In a speech, which prompted a standing ovation, he said: “I have been to many places in this world and done many things, but I can tell you that I did not want to be anywhere else but Ground Zero when I was there.
“Now the 9/11 illnesses have taken many of us, and we are all worried about our children, our spouses and our families and what happens if we are not here.”
Senate Majority Leader Mitch McConnell, R-Ky said a vote would be held on renewing the fund by August.
More than 40,000 people have applied to the compensation fund which covers illnesses potentially related to being at the World Trade Center site, after the 2001 attacks, Fox News reported.

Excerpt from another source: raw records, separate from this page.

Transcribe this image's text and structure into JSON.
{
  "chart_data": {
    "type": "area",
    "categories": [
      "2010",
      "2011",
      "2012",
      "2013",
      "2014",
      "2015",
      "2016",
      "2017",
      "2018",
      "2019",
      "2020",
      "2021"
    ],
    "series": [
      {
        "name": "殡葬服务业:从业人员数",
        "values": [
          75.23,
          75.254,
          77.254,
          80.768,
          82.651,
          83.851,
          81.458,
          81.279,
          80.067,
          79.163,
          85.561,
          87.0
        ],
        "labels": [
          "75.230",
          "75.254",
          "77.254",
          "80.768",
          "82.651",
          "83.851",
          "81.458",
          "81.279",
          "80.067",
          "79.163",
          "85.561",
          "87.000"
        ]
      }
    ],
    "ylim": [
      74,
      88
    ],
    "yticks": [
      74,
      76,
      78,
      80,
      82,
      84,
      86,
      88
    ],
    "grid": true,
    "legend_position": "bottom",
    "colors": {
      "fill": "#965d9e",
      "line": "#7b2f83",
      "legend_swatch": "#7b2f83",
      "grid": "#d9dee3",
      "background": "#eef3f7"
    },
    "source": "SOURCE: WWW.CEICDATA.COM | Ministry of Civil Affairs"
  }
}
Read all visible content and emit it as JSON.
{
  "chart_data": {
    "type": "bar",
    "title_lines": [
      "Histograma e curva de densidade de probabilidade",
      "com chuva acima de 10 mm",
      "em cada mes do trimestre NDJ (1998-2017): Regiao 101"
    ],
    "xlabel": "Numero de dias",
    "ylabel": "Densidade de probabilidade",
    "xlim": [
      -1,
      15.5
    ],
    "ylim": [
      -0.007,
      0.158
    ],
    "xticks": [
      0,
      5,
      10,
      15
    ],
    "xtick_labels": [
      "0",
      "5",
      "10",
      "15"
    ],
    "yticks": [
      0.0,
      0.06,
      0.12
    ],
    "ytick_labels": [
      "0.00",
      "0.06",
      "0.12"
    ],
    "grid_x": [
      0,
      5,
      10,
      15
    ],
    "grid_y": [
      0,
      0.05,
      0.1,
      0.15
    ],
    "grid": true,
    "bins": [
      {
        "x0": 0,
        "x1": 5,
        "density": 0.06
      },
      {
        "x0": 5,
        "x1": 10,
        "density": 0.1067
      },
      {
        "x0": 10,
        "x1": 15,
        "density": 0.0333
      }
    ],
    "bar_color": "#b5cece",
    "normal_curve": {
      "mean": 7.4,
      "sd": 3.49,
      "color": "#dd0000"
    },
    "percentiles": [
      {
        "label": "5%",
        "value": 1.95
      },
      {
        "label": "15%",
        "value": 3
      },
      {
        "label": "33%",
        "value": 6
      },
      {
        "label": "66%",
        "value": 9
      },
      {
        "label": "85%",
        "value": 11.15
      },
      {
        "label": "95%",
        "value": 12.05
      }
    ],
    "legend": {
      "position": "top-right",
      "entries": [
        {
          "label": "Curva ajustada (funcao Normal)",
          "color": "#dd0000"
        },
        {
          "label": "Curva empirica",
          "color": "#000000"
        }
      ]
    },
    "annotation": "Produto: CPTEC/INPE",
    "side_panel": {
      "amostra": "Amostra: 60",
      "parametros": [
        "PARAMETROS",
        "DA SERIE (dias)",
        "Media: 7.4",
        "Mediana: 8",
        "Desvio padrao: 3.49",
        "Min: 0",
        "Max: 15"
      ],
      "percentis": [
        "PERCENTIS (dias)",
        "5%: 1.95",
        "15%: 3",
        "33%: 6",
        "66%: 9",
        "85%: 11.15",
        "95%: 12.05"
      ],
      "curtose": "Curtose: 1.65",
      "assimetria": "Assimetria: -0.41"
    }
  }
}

More than $5 billion in benefits have been awarded out of the $7.4 billion fund, with about 21,000 claims pending.
Alvarez announced he was being treated by hospice nurses on Facebook .
“Hello everyone, ‘I’m still here and still fighting,’’’ he said. “I just wanted to let you know, what is going on with me.
“Since you have been with me on this 3-year ride. I’m now in hospice, because their (sic) is nothing else the doctors can do to fight the cancer.
“It had nothing to do with my trip to DC, that was just a coincidence.”